Гривцов увидел его лицо.
– Что?
– Идёт чаще.
– Значит, живые там есть.
Про себя Корнеев вспомнил Лобанова, и от этой памяти у него пересохло во рту.
Полночь прошла. Белецкий и Лобанов не вернулись.
Тогда Гривцов приказал поднять ещё двоих, но Елин встал у стола.
– Подождите до света.
– Мы не в госпитале, – сказал командир.
– Я вижу, – ответил санинструктор. – Но в темноте вы сейчас потеряете ещё.
Гривцов смотрел на него долго. Потом швырнул окурок в печь.
– До света.
Никто не спорил. И никто не лёг. Корнеев сидел в наушниках, пока шея не начала гореть от неподвижности. Иногда треск становился гуще, как дождь по жестянке, хотя снаружи стоял сухой мороз. Иногда линия очищалась так резко, будто между ним и передатчиком убирали стену.
Под утро случилось первое.
Перед очередной серией в эфире прошёл короткий шорох, а затем очень чётко, почти буднично, мужской голос сказал:
– Лобанов.
И только потом ударил тот же ритм.
Корнеев не сразу понял, что встал. Стул опрокинулся, кружка с кипятком качнулась и пролилась на доски. Елин шагнул к нему, но не тронул.
– Что там?
Корнеев открыл рот. Закрыл. Потом с трудом выдавил:
– Имя.
Гривцов подошёл в два шага.
– Чьё?
– Лобанова.
В землянке никто не пошевелился. Даже печь, казалось, перестала трещать.
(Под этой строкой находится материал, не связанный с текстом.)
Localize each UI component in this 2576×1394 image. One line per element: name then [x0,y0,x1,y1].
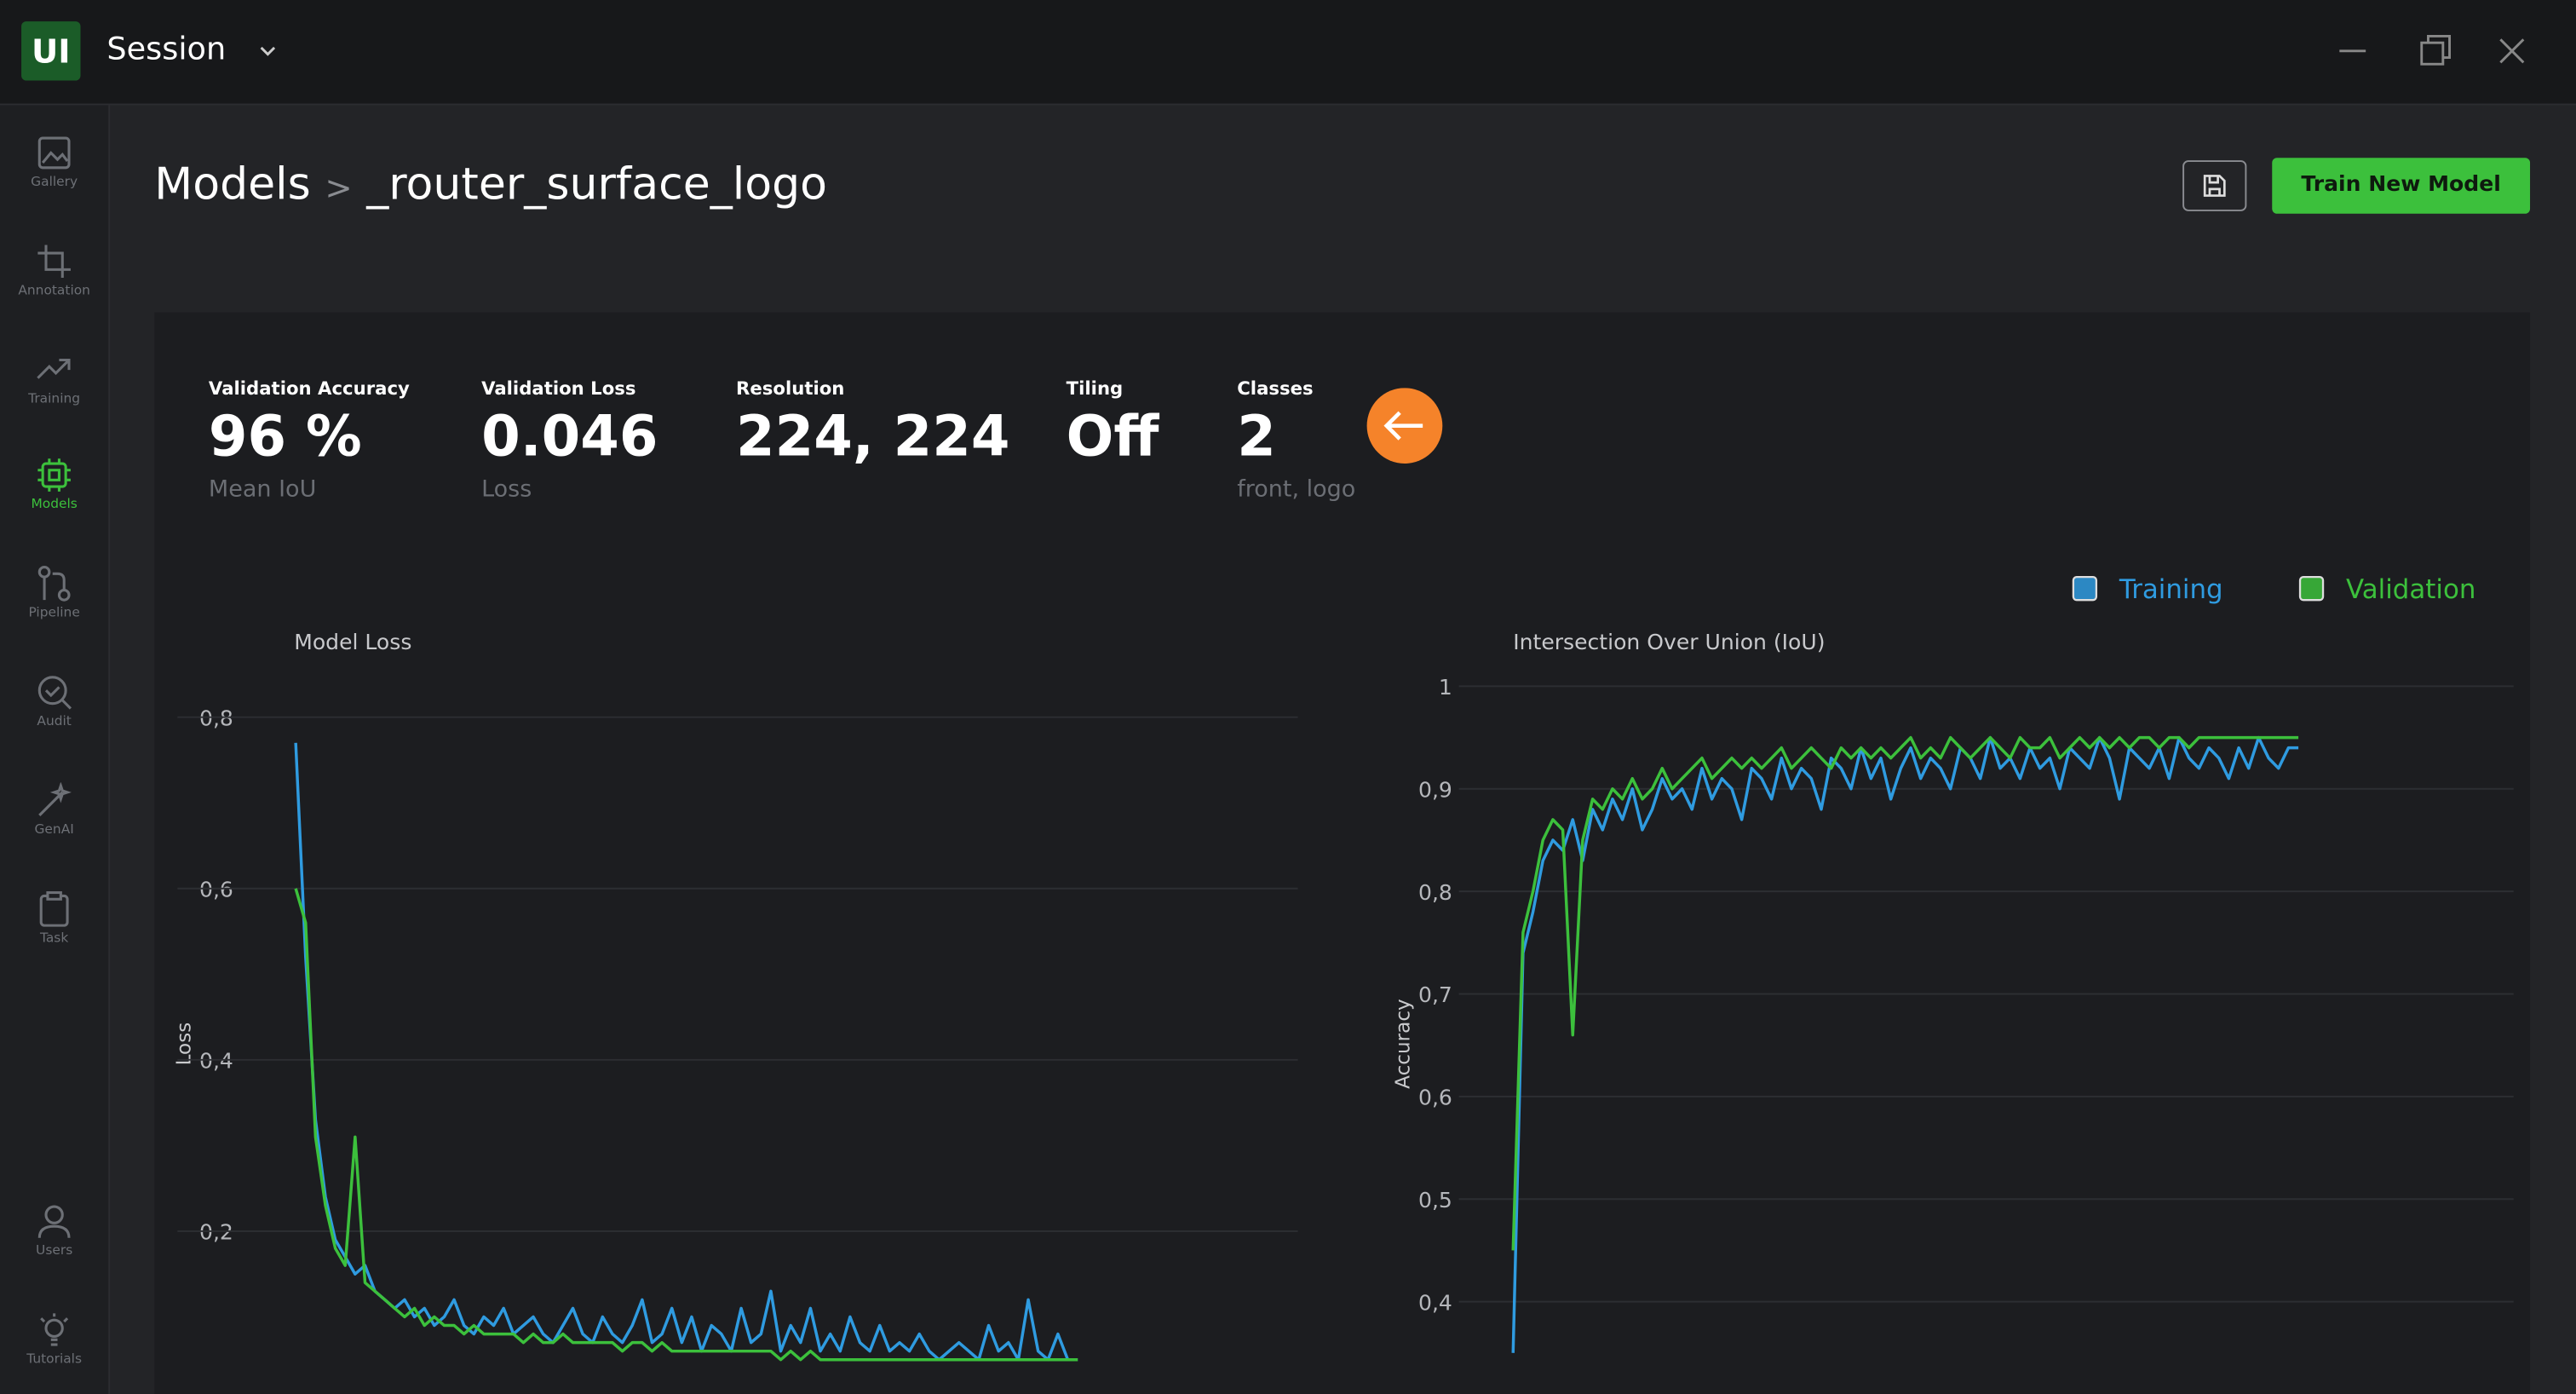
legend-swatch [2072,575,2098,602]
nav-item[interactable]: Training [0,352,108,406]
breadcrumb: Models > _router_surface_logo [154,159,827,210]
metric-caption: front, logo [1237,476,1356,504]
nav-item[interactable]: Users [0,1203,108,1258]
nav-item[interactable]: Tutorials [0,1312,108,1367]
y-tick-label: 0,7 [1418,982,1452,1007]
breadcrumb-separator: > [325,167,353,208]
metric-label: Tiling [1066,377,1124,400]
session-menu[interactable]: Session [106,31,227,68]
metric-label: Classes [1237,377,1314,400]
metric-caption: Mean IoU [208,476,317,504]
train-new-model-button[interactable]: Train New Model [2272,158,2531,214]
data-line: Training [1511,735,2299,1353]
legend-swatch [2298,575,2325,602]
model-panel [154,312,2531,1394]
metric-value: Off [1066,404,1159,470]
nav-item[interactable]: GenAI [0,782,108,837]
y-tick-label: 0,4 [1418,1290,1452,1315]
nav-label: Models [31,496,78,511]
metric-value: 0.046 [481,404,658,470]
nav-item[interactable]: Task [0,891,108,946]
y-tick-label: 0,8 [1418,880,1452,905]
y-axis-label: Accuracy [1393,999,1415,1089]
metric-caption: Loss [481,476,532,504]
nav-label: Users [36,1242,73,1258]
data-line: Validation [1511,735,2299,1251]
collapse-button[interactable] [1366,388,1445,467]
save-button[interactable] [2182,159,2247,212]
nav-item[interactable]: Pipeline [0,566,108,620]
breadcrumb-current: _router_surface_logo [366,159,828,210]
nav-item[interactable]: Models [0,457,108,511]
nav-label: Pipeline [28,604,80,620]
data-line: Validation [294,888,1078,1362]
nav-item[interactable]: Annotation [0,244,108,298]
chart-title: Model Loss [294,630,411,654]
data-line: Training [294,742,1078,1362]
y-tick-label: 0,6 [199,877,233,901]
sidebar: Gallery Annotation Training Models Pipel… [0,105,111,1394]
y-tick-label: 0,8 [199,706,233,730]
y-tick-label: 0,6 [1418,1086,1452,1110]
top-bar: UI Session [0,0,2576,106]
metric-label: Resolution [736,377,845,400]
nav-label: Audit [37,713,72,729]
metric-value: 2 [1237,404,1276,470]
window-controls[interactable] [2333,30,2537,72]
nav-label: GenAI [34,821,74,837]
metric-value: 224, 224 [736,404,1010,470]
nav-label: Training [28,391,81,406]
y-tick-label: 1 [1439,675,1452,700]
metric-label: Validation Accuracy [208,377,410,400]
y-tick-label: 0,5 [1418,1188,1452,1213]
breadcrumb-root[interactable]: Models [154,159,311,210]
y-tick-label: 0,2 [199,1220,233,1245]
nav-label: Annotation [18,282,90,298]
nav-label: Gallery [31,174,78,189]
dropdown-icon[interactable] [256,39,279,62]
y-tick-label: 0,4 [199,1048,233,1073]
metric-label: Validation Loss [481,377,636,400]
y-axis-label: Loss [174,1022,196,1066]
legend-label: Validation [2346,574,2475,605]
nav-label: Task [39,930,69,946]
app-logo: UI [21,21,81,81]
legend-label: Training [2119,574,2223,605]
chart-title: Intersection Over Union (IoU) [1513,630,1825,654]
y-tick-label: 0,9 [1418,777,1452,802]
nav-item[interactable]: Audit [0,674,108,729]
nav-item[interactable]: Gallery [0,135,108,189]
nav-label: Tutorials [26,1351,83,1367]
metric-value: 96 % [208,404,362,470]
– Повтори, – сказал командир.
– Оно само повторит, – ответил Корнеев.
И он оказался прав. Через три минуты, в том же месте между сериями, голос сказал снова:
– Лобанов.
На этот раз после имени, почти слитно, прозвучало ещё одно:
– Белецкий.
Мельник перекрестился так быстро, будто ловил рукой воздух. Гривцов рявкнул на него, но поздно. Все уже услышали.
Светало медленно. Рассвет не приходил, а сочился сквозь ельник холодной серой водой. Когда поднялись на лыжи и пошли по следу, собаки сперва упирались, потом всё же двинулись, но хвосты у них были поджаты, а на голос не откликалась ни одна.
На рассвете они нашли след, который шёл как человеческий, но лежал в снегу иначе
До распадка было меньше часа хода. Лобанов знал эту сторону, потому след вёл ровно, без лишних петель. Снег хрустел под ногами как толчёное стекло. Дыхание оседало на шарфах белой коркой. Впереди шёл Гривцов, за ним Мельник и ещё двое. Корнеев двигался ближе к середине, прижимая к груди полевую сумку с тетрадью и наушниками так, будто в ней лежало что-то тёплое.
Лайки держались сзади. Это тревожило сильнее всего.
За первым увалом след стал хуже виден. Ночь успела подсыпать сверху, ветер местами занёс бороздки. Но Лобанова лыжня всё ещё читалась. А рядом с ней, чуть в стороне, тянулось ещё одно.
– Это что? – тихо спросил Белозёров.
Лобанова уже не было, но вопрос прозвучал так, будто проводник мог сейчас обернуться и ответить.
Второй след не походил на звериный. Человеческий шаг. Почти босой по форме. Только снег под ним проседал глубже, чем должен был. Будто туда ставили ногу и не ставили вес. Корнеев присел, коснулся варежкой края. Наст был тёплым. Совсем чуть-чуть. Но в этот мороз такой тёплый след лежать не мог.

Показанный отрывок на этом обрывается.